Des dépenses de défense à la hausse L’année 2022, marquée par l’agression de la Russie en Ukraine, avait redéfini l’environnement sécuritaire en Europe . L’année 2023 ancre encore davantage le retour du conflit armé de haute intensité aux frontières orientales de l’Europe . Les craintes accrues en matière de sécurité ont amené plusieurs États à renouveler leurs engagements en matière de dépenses de défense et à se concentrer sur l’amélioration de leurs capacités militaires . Cette tendance s’est renforcée en 2023 . Par conséquent, les dépenses de défense mondiales ont augmenté de 9 % pour atteindre un montant record de 2 200 Md$ en 20231 . Les budgets de défense cumulés de la Chine, de la Russie, de l’Inde et des pays de l’Organisation du traité de l’Atlantique Nord (OTAN) ont représenté plus de 70 % des dépenses militaires mondiales . Les États-Unis demeurent au premier rang mondial en termes de budget militaire : en 2023, ils ont dépensé 916 Md$ – soit une augmentation de 2,3 % par rapport à 20222 . Le National Defense Authorization Act (NDAA) 2024 de 883,7 Md$, est en augmentation de près de 3 % hors inflation par rapport à 2023 . L’effort de défense concerne aussi bien la RDT&E (Research, Development, Technology & Evaluation) que l’équipement : ces arbitrages vont de pair avec le renforcement des capacités des forces armées américaines et le contexte de compétition stratégique et technologique, essentiellement avec la Chine .

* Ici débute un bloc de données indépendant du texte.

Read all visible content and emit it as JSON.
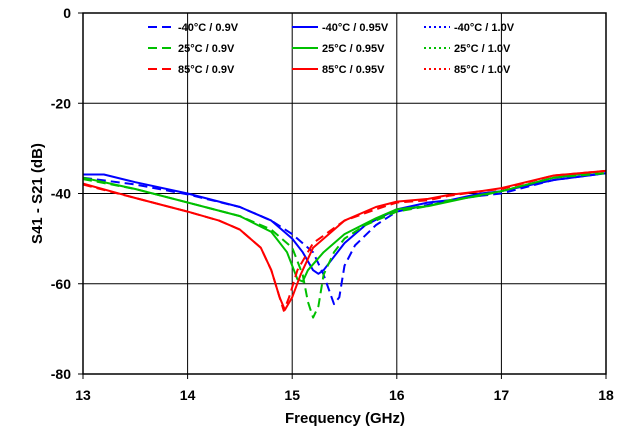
{
  "chart_data": {
    "type": "line",
    "title": "",
    "xlabel": "Frequency (GHz)",
    "ylabel": "S41 - S21 (dB)",
    "xlim": [
      13,
      18
    ],
    "ylim": [
      -80,
      0
    ],
    "x_ticks": [
      13,
      14,
      15,
      16,
      17,
      18
    ],
    "y_ticks": [
      0,
      -20,
      -40,
      -60,
      -80
    ],
    "x_tick_labels": [
      "13",
      "14",
      "15",
      "16",
      "17",
      "18"
    ],
    "y_tick_labels": [
      "0",
      "-20",
      "-40",
      "-60",
      "-80"
    ],
    "grid": true,
    "legend_position": "top",
    "series": [
      {
        "name": "-40°C / 0.9V",
        "color": "#0000ff",
        "dash": "dashed",
        "points": [
          [
            13,
            -36.5
          ],
          [
            13.5,
            -38
          ],
          [
            14,
            -40.2
          ],
          [
            14.5,
            -43
          ],
          [
            14.8,
            -46
          ],
          [
            15,
            -49
          ],
          [
            15.2,
            -53
          ],
          [
            15.3,
            -58
          ],
          [
            15.4,
            -64.5
          ],
          [
            15.45,
            -63
          ],
          [
            15.5,
            -56
          ],
          [
            15.6,
            -51.5
          ],
          [
            15.8,
            -47
          ],
          [
            16,
            -44
          ],
          [
            16.3,
            -42.5
          ],
          [
            16.5,
            -41.5
          ],
          [
            16.8,
            -40.5
          ],
          [
            17,
            -40
          ],
          [
            17.5,
            -37
          ],
          [
            18,
            -35.5
          ]
        ]
      },
      {
        "name": "-40°C / 0.95V",
        "color": "#0000ff",
        "dash": "solid",
        "points": [
          [
            13,
            -35.8
          ],
          [
            13.2,
            -35.8
          ],
          [
            13.5,
            -37.5
          ],
          [
            14,
            -40
          ],
          [
            14.5,
            -43
          ],
          [
            14.8,
            -46
          ],
          [
            15,
            -50
          ],
          [
            15.1,
            -53
          ],
          [
            15.15,
            -55
          ],
          [
            15.2,
            -57
          ],
          [
            15.25,
            -57.8
          ],
          [
            15.3,
            -57
          ],
          [
            15.4,
            -54
          ],
          [
            15.5,
            -51
          ],
          [
            15.7,
            -47
          ],
          [
            16,
            -43.5
          ],
          [
            16.3,
            -42
          ],
          [
            16.5,
            -41.5
          ],
          [
            16.8,
            -40
          ],
          [
            17,
            -39.5
          ],
          [
            17.5,
            -37
          ],
          [
            18,
            -35.5
          ]
        ]
      },
      {
        "name": "-40°C / 1.0V",
        "color": "#0000ff",
        "dash": "dotted",
        "points": []
      },
      {
        "name": "25°C / 0.9V",
        "color": "#00c000",
        "dash": "dashed",
        "points": [
          [
            13,
            -36.8
          ],
          [
            13.5,
            -39
          ],
          [
            14,
            -42
          ],
          [
            14.5,
            -45
          ],
          [
            14.8,
            -48
          ],
          [
            15,
            -52
          ],
          [
            15.1,
            -58
          ],
          [
            15.15,
            -64
          ],
          [
            15.2,
            -67.5
          ],
          [
            15.25,
            -65
          ],
          [
            15.3,
            -58
          ],
          [
            15.4,
            -53
          ],
          [
            15.5,
            -50
          ],
          [
            15.7,
            -47
          ],
          [
            16,
            -44
          ],
          [
            16.3,
            -42.8
          ],
          [
            16.5,
            -41.5
          ],
          [
            16.8,
            -40.5
          ],
          [
            17,
            -39.5
          ],
          [
            17.5,
            -36.5
          ],
          [
            18,
            -35.5
          ]
        ]
      },
      {
        "name": "25°C / 0.95V",
        "color": "#00c000",
        "dash": "solid",
        "points": [
          [
            13,
            -36.5
          ],
          [
            13.5,
            -39
          ],
          [
            14,
            -42
          ],
          [
            14.5,
            -45
          ],
          [
            14.8,
            -48.5
          ],
          [
            14.95,
            -53
          ],
          [
            15.05,
            -59
          ],
          [
            15.1,
            -59.5
          ],
          [
            15.15,
            -57
          ],
          [
            15.3,
            -53
          ],
          [
            15.5,
            -49
          ],
          [
            15.8,
            -45.5
          ],
          [
            16,
            -43.5
          ],
          [
            16.3,
            -42.8
          ],
          [
            16.5,
            -41.8
          ],
          [
            16.8,
            -40.3
          ],
          [
            17,
            -39.5
          ],
          [
            17.5,
            -36.5
          ],
          [
            18,
            -35
          ]
        ]
      },
      {
        "name": "25°C / 1.0V",
        "color": "#00c000",
        "dash": "dotted",
        "points": []
      },
      {
        "name": "85°C / 0.9V",
        "color": "#ff0000",
        "dash": "dashed",
        "points": [
          [
            13,
            -38
          ],
          [
            13.5,
            -41
          ],
          [
            14,
            -44
          ],
          [
            14.3,
            -46
          ],
          [
            14.5,
            -48
          ],
          [
            14.7,
            -52
          ],
          [
            14.8,
            -57
          ],
          [
            14.88,
            -63
          ],
          [
            14.92,
            -66
          ],
          [
            14.97,
            -63
          ],
          [
            15.05,
            -57
          ],
          [
            15.2,
            -51
          ],
          [
            15.5,
            -46
          ],
          [
            15.8,
            -43.5
          ],
          [
            16,
            -42
          ],
          [
            16.3,
            -41.5
          ],
          [
            16.5,
            -40.5
          ],
          [
            16.8,
            -39.5
          ],
          [
            17,
            -39
          ],
          [
            17.5,
            -36
          ],
          [
            18,
            -35
          ]
        ]
      },
      {
        "name": "85°C / 0.95V",
        "color": "#ff0000",
        "dash": "solid",
        "points": [
          [
            13,
            -37.8
          ],
          [
            13.5,
            -41
          ],
          [
            14,
            -44
          ],
          [
            14.3,
            -46
          ],
          [
            14.5,
            -48
          ],
          [
            14.7,
            -52
          ],
          [
            14.8,
            -57
          ],
          [
            14.88,
            -63
          ],
          [
            14.93,
            -65.8
          ],
          [
            15,
            -63
          ],
          [
            15.08,
            -58
          ],
          [
            15.2,
            -52
          ],
          [
            15.5,
            -46
          ],
          [
            15.8,
            -43
          ],
          [
            16,
            -41.8
          ],
          [
            16.3,
            -41.2
          ],
          [
            16.5,
            -40.3
          ],
          [
            16.8,
            -39.5
          ],
          [
            17,
            -38.8
          ],
          [
            17.5,
            -36
          ],
          [
            18,
            -35
          ]
        ]
      },
      {
        "name": "85°C / 1.0V",
        "color": "#ff0000",
        "dash": "dotted",
        "points": []
      }
    ]
  }
}
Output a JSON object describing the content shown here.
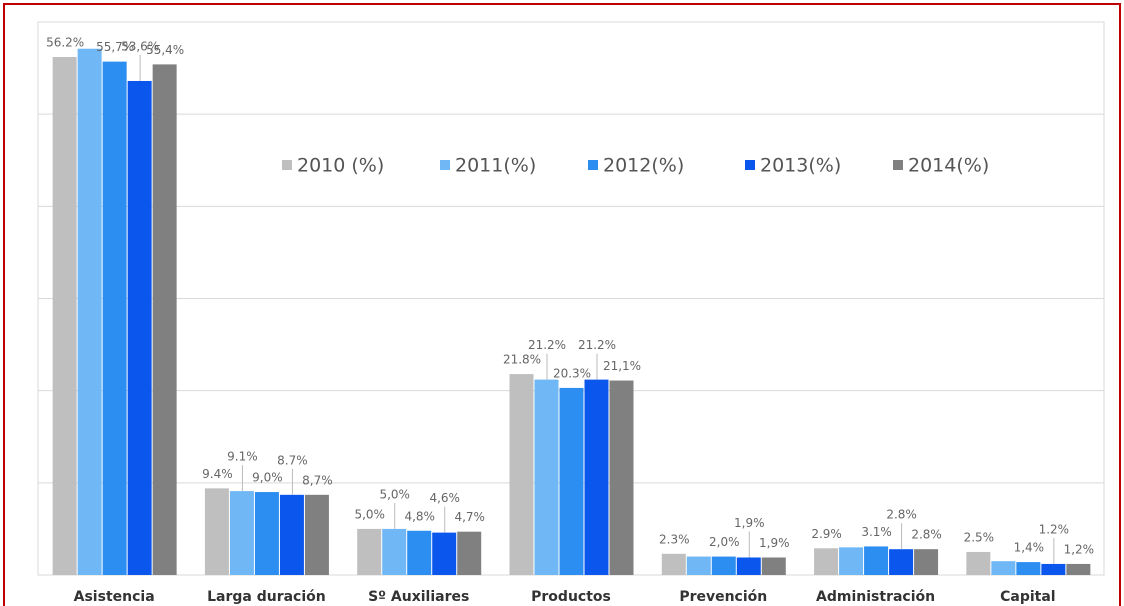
{
  "chart_data": {
    "type": "bar",
    "categories": [
      "Asistencia",
      "Larga duración",
      "Sº Auxiliares",
      "Productos",
      "Prevención",
      "Administración",
      "Capital"
    ],
    "series": [
      {
        "name": "2010 (%)",
        "color": "#bfbfbf",
        "values": [
          56.2,
          9.4,
          5.0,
          21.8,
          2.3,
          2.9,
          2.5
        ],
        "value_labels": [
          "56.2%",
          "9.4%",
          "5,0%",
          "21.8%",
          "2.3%",
          "2.9%",
          "2.5%"
        ]
      },
      {
        "name": "2011(%)",
        "color": "#6fb7f5",
        "values": [
          57.1,
          9.1,
          5.0,
          21.2,
          2.0,
          3.0,
          1.5
        ],
        "value_labels": [
          null,
          "9.1%",
          "5,0%",
          "21.2%",
          null,
          null,
          null
        ]
      },
      {
        "name": "2012(%)",
        "color": "#2b8ef0",
        "values": [
          55.7,
          9.0,
          4.8,
          20.3,
          2.0,
          3.1,
          1.4
        ],
        "value_labels": [
          "55,7%",
          "9,0%",
          "4,8%",
          "20.3%",
          "2,0%",
          "3.1%",
          "1,4%"
        ]
      },
      {
        "name": "2013(%)",
        "color": "#0b57ee",
        "values": [
          53.6,
          8.7,
          4.6,
          21.2,
          1.9,
          2.8,
          1.2
        ],
        "value_labels": [
          "53,6%",
          "8.7%",
          "4,6%",
          "21.2%",
          "1,9%",
          "2.8%",
          "1.2%"
        ]
      },
      {
        "name": "2014(%)",
        "color": "#808080",
        "values": [
          55.4,
          8.7,
          4.7,
          21.1,
          1.9,
          2.8,
          1.2
        ],
        "value_labels": [
          "55,4%",
          "8,7%",
          "4,7%",
          "21,1%",
          "1,9%",
          "2.8%",
          "1,2%"
        ]
      }
    ],
    "ylim": [
      0,
      60
    ],
    "yticks": [
      0,
      10,
      20,
      30,
      40,
      50,
      60
    ],
    "grid": true,
    "legend": "top"
  }
}
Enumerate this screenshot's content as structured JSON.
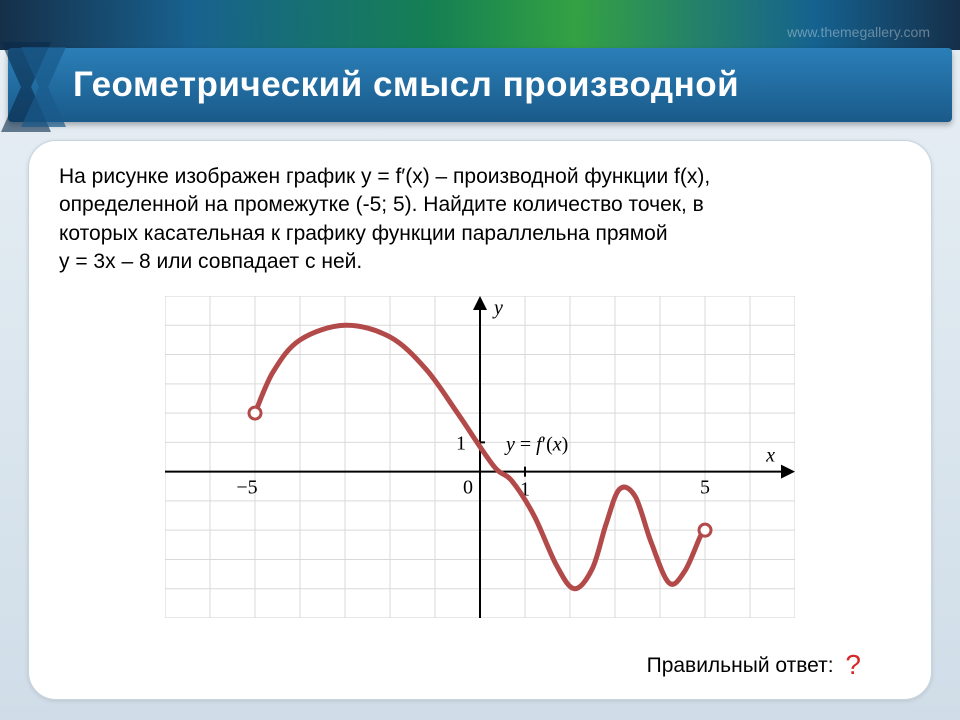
{
  "header": {
    "title": "Геометрический смысл производной",
    "watermark": "www.themegallery.com"
  },
  "problem": {
    "line1": "На рисунке  изображен график  y = f′(x) – производной функции f(x),",
    "line2": "определенной  на промежутке   (-5; 5). Найдите количество точек, в",
    "line3": "которых касательная к графику функции  параллельна прямой",
    "line4": "y = 3x – 8 или совпадает с ней."
  },
  "answer": {
    "label": "Правильный  ответ:",
    "mark": "?",
    "mark_color": "#d62828"
  },
  "chart": {
    "type": "line",
    "background": "#ffffff",
    "grid_color": "#d9d9d9",
    "axis_color": "#000000",
    "curve_color": "#b34a4a",
    "curve_width": 5,
    "endpoint_fill": "#ffffff",
    "endpoint_stroke": "#b34a4a",
    "xlim": [
      -7,
      7
    ],
    "ylim": [
      -5,
      6
    ],
    "x_ticks": [
      -5,
      0,
      1,
      5
    ],
    "x_tick_labels": [
      "−5",
      "0",
      "1",
      "5"
    ],
    "y_ticks": [
      1
    ],
    "y_tick_labels": [
      "1"
    ],
    "axis_label_x": "x",
    "axis_label_y": "y",
    "func_label": "y = f′(x)",
    "label_fontsize": 20,
    "curve_points": [
      [
        -5.0,
        2.0
      ],
      [
        -4.6,
        3.4
      ],
      [
        -4.0,
        4.5
      ],
      [
        -3.0,
        5.0
      ],
      [
        -2.0,
        4.6
      ],
      [
        -1.2,
        3.5
      ],
      [
        -0.5,
        2.0
      ],
      [
        0.3,
        0.2
      ],
      [
        0.7,
        -0.3
      ],
      [
        1.2,
        -1.5
      ],
      [
        1.7,
        -3.2
      ],
      [
        2.1,
        -4.0
      ],
      [
        2.5,
        -3.3
      ],
      [
        2.8,
        -1.8
      ],
      [
        3.1,
        -0.6
      ],
      [
        3.45,
        -0.85
      ],
      [
        3.8,
        -2.4
      ],
      [
        4.2,
        -3.8
      ],
      [
        4.55,
        -3.4
      ],
      [
        4.9,
        -2.2
      ],
      [
        5.0,
        -2.0
      ]
    ],
    "open_points": [
      {
        "x": -5.0,
        "y": 2.0
      },
      {
        "x": 5.0,
        "y": -2.0
      }
    ]
  }
}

La Chine, deuxième budget de défense mondial, avec des dépenses estimées à 296 Md$ pour 20233, poursuit sa politique de modernisation capacitaire et de rattrapage technologique à un rythme soutenu, affirmant son ambition de puissance, dans une volonté de peser plus directement sur les enjeux mondiaux . En 2023, les dépenses de la Russie ont connu une nouvelle hausse significative, estimées à 109 Md$ (en augmentation de 24 % par rapport à 2022) pour 20234, et devraient connaitre une augmentation de 60 % en 20245 . La croissance des dépenses militaires européennes observée depuis plusieurs années s’intensifie nettement dans le contexte de la guerre en Ukraine avec notamment la mise en place par l’Allemagne et la Pologne de fonds spéciaux, pour compléter leurs budgets militaires . Le Royaume-Uni est classé cinquième au niveau mondial, devant l’Allemagne, septième, et la France, huitième . Les membres de l’OTAN en Europe ont dépensé collectivement 32 % de plus pour la défense depuis 2014, et dix d’entre eux consacrent désormais plus de 2 % de leur PIB à la défense6 . Dans le même temps, le volume des transferts internationaux d’armement a légèrement diminué de 3,3 %7, avec de grandes variations d’une région à l’autre . Ainsi, les importations d’armes par les États européens ont presque doublé entre 2014-2018 et 2019-2023 . L’Ukraine devient en 2023 le plus grand importateur européen d’armes et le quatrième mondial . Les pays d’Asie, d’Océanie et du Moyen Orient continuent d’importer des armes dans des proportions plus importantes qu’en Europe.